Most of us cannot imagine striding into an office somewhere and assuming that we’re savvy enough to help negotiate the merger between two major corporations. Yet every day, hundreds of corporate officers and board members believe they know exactly what it takes to create the perfect merger and they quickly move forward, intent on proving themselves right.
Fortunately, a great many mergers turn out reasonably well and some are even runaway successes. However, it can still take years to turn many mergers and acquisitions into profitable victories.
The following facts shed light on some truly questionable corporate decisions. It makes you wonder how many people truly have any meaningful “say” when deals are being negotiated. What Ever Happened to the Sears/Kmart, Sprint/Nextel and Quaker Oaks/Snapple Pairings?
When Sears merged with Kmart. As the 20th century was winding down, both Sears and Kmart were struggling. By the time 2005 rolled around, both stores were still hurting, especially due to the recession. That’s when hedge fund investor Eddie Lampert stepped in and bought both stores to create Sears Holdings. Although he probably assumed that success was just around the corner, “Sears Holding continued the downward spiral of both companies.” Some critics blamed emphasizing sales of the wrong types of merchandise while other cited poor management. Whatever happened, this merger was clearly not a success and in 2007, “Lampert was named . . . America’s Worst CEO . . .” Years later, in June 2014, an article published by Consumerist.com indicated that a number of the Sears Holding stores are now renting out space inside their stores to other companies, just to make ends meet and stay reasonably profitable;
When Sprint merged with Nextel. America’s corporate communications rivals make just as many merger errors as those in other fields. One sad example happened in 2005, when Sprint and Nextel decided to unite their companies. Sprint had expertise in home service while Nextel’s expertise was in cell phones. Unfortunately, this pairing proved poor at best, with “Nextel executives and managers [leaving] the new company in droves, claiming that the two cultures could not get along.” In addition, the economy was starting to implode – turning all of the telecommunication giants into fierce competitors. Some might even say they began to dislike their own customers because they were starting to know their power and demand more. Over time Sprint/Nextel’s “stocks plummeted, and for all those involved, the merger clearly failed;”

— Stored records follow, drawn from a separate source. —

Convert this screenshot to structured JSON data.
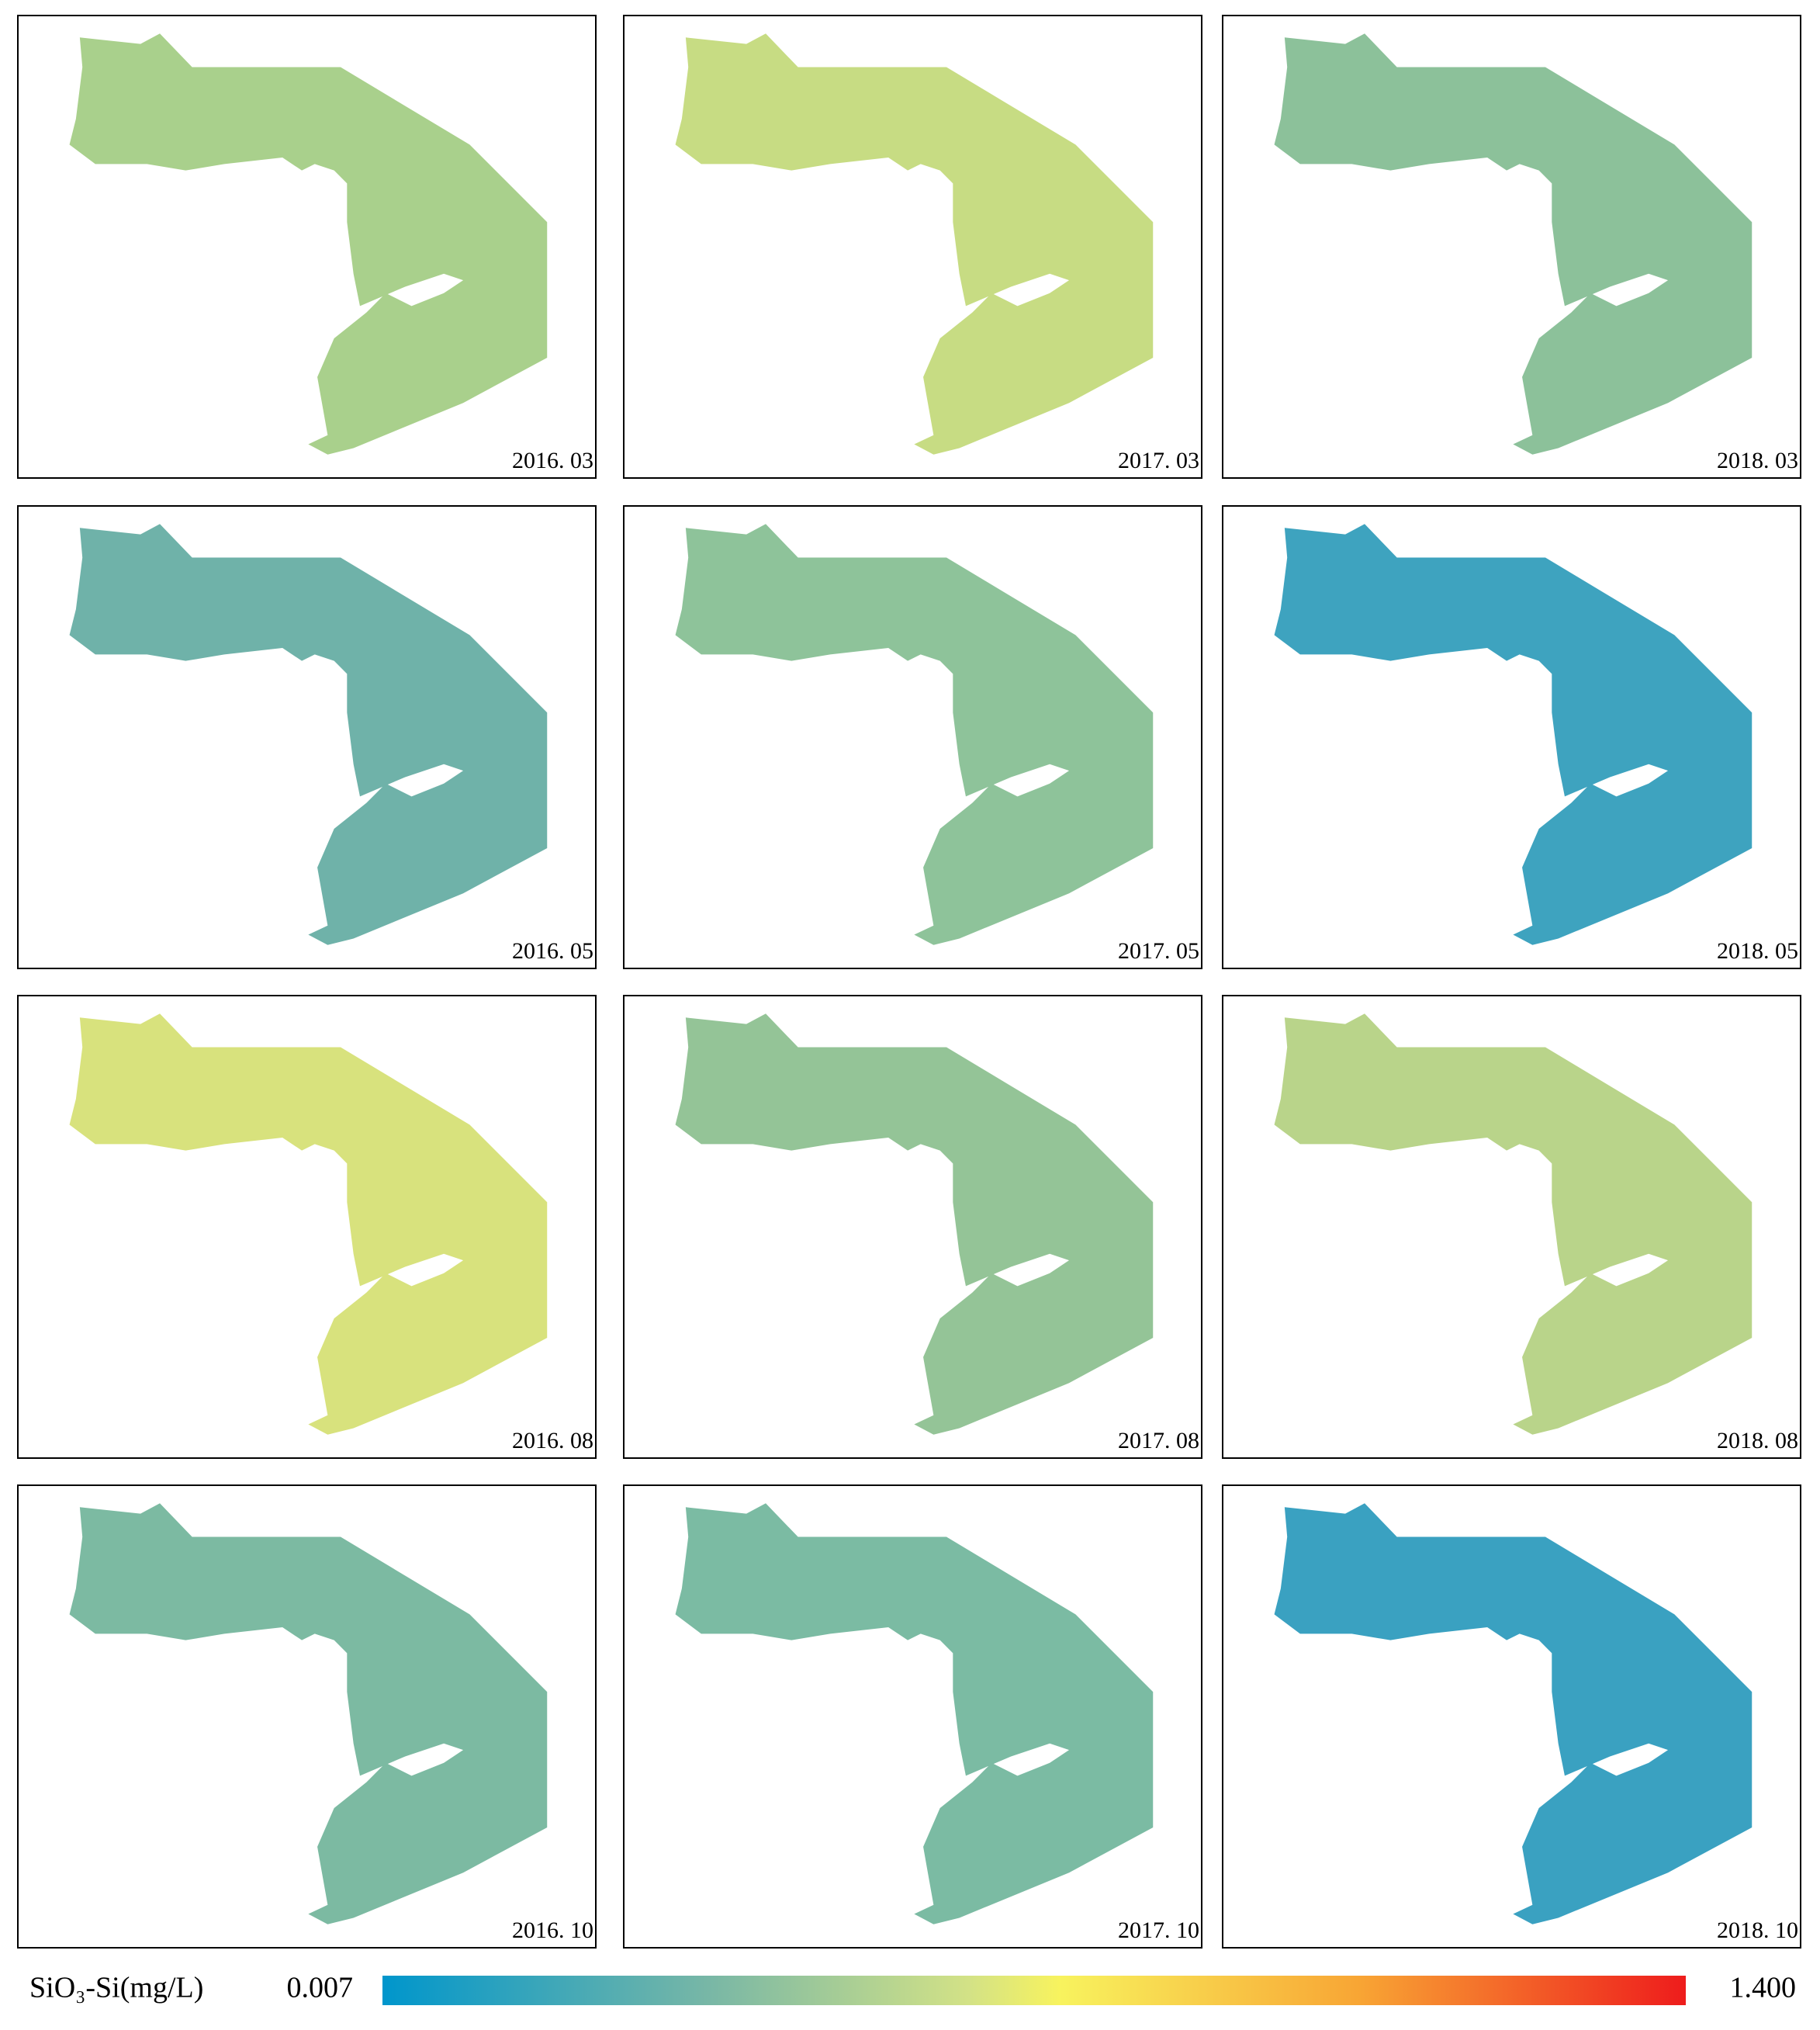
{
  "panels": [
    {
      "label": "2016. 03",
      "color": "#a9d08c"
    },
    {
      "label": "2017. 03",
      "color": "#c7dc83"
    },
    {
      "label": "2018. 03",
      "color": "#8cc19a"
    },
    {
      "label": "2016. 05",
      "color": "#6fb2a9"
    },
    {
      "label": "2017. 05",
      "color": "#8ec39a"
    },
    {
      "label": "2018. 05",
      "color": "#3ea3bf"
    },
    {
      "label": "2016. 08",
      "color": "#d8e27d"
    },
    {
      "label": "2017. 08",
      "color": "#94c497"
    },
    {
      "label": "2018. 08",
      "color": "#b9d48a"
    },
    {
      "label": "2016. 10",
      "color": "#7cbaa2"
    },
    {
      "label": "2017. 10",
      "color": "#7bbba3"
    },
    {
      "label": "2018. 10",
      "color": "#3aa1c1"
    }
  ],
  "legend": {
    "title": "SiO₃-Si(mg/L)",
    "min": 0.007,
    "max": {
      "value": 1.4,
      "label": "1.400"
    }
  }
}
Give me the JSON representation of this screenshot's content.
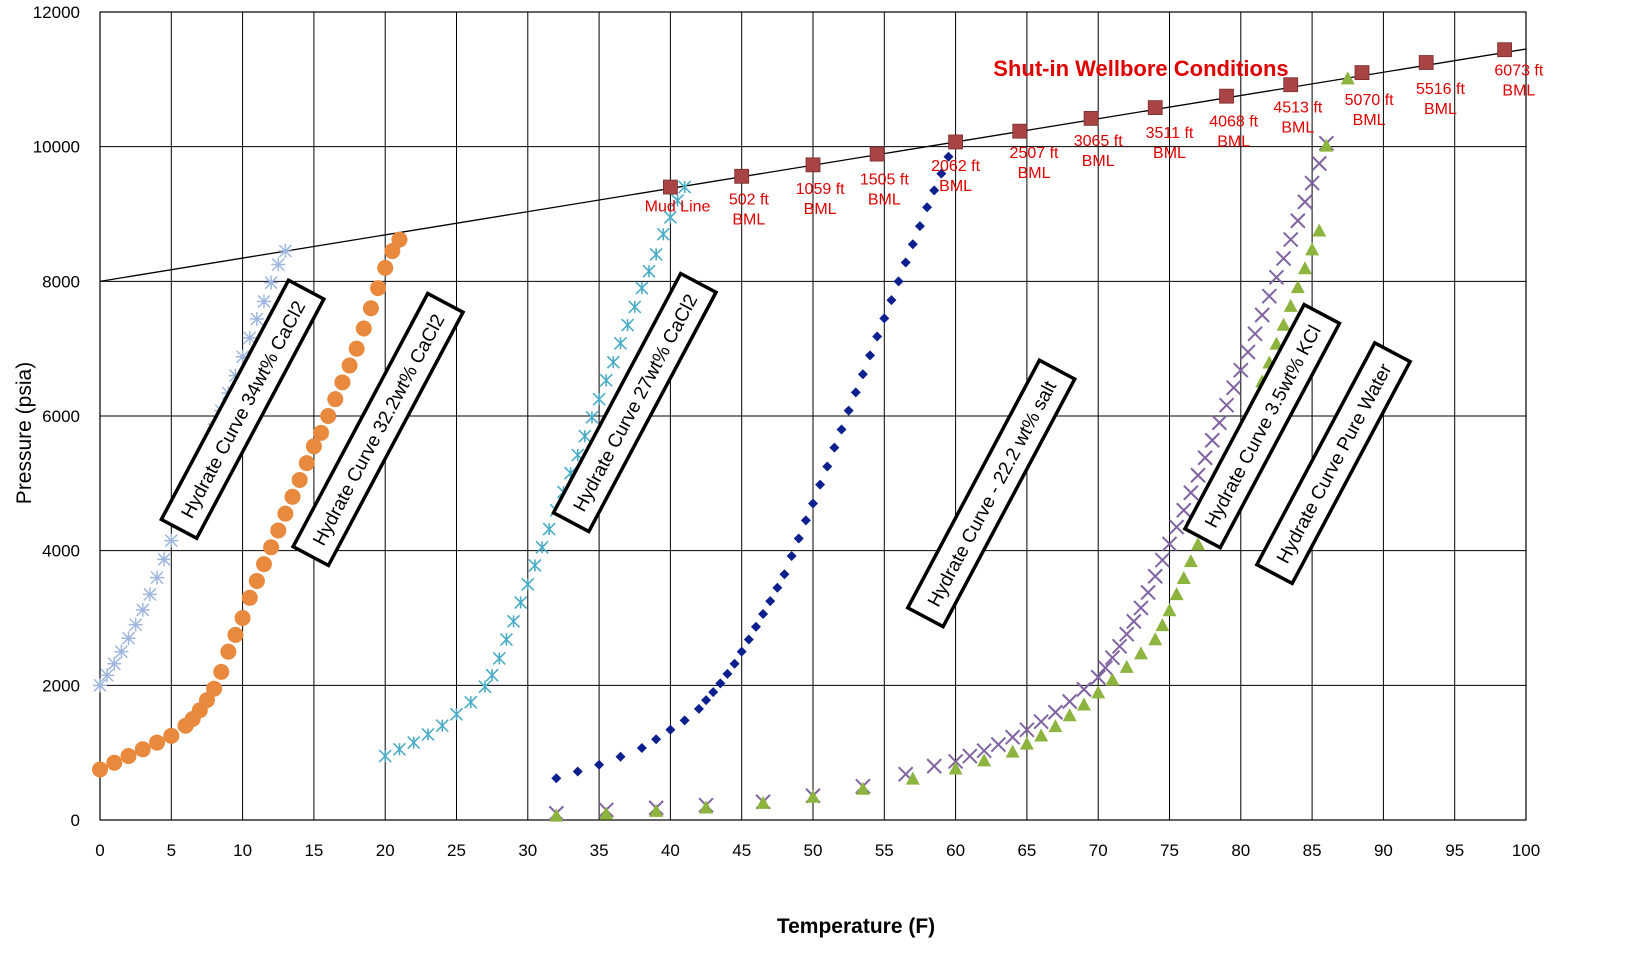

When Quaker Oats thought it was “equally yoked” with Snapple. This corporate pairing still has many people scratching their heads. It makes you wonder if there weren’t a few Snapple fans at Quaker Oats who hoped that uniting with Snapple might permanently satisfy at least one of life’s thirsts. However, this 1994 merger failed to prove even remotely successful. Quaker Oats (QO) paid $1.7 billion for Snapple, thinking it could “make Snapple drinks just as popular” as Gatorade. That clearly never happened. Wall Street later weighed in, indicating that Quaker Oaks “paid $1 billion too much for the [Snapple] drinks.” An article published by The L.A. Times clearly agreed. While there are many theories about why this merger failed, some just think Snapple couldn’t compete as well in grocery stores as it did in much smaller venues. Outside competition also played a role. “After just 27 months, Quaker Oats sold Snapple for $300 million. . . [indicating that it lost] $1.6 million for each day that the company owned Snapple.”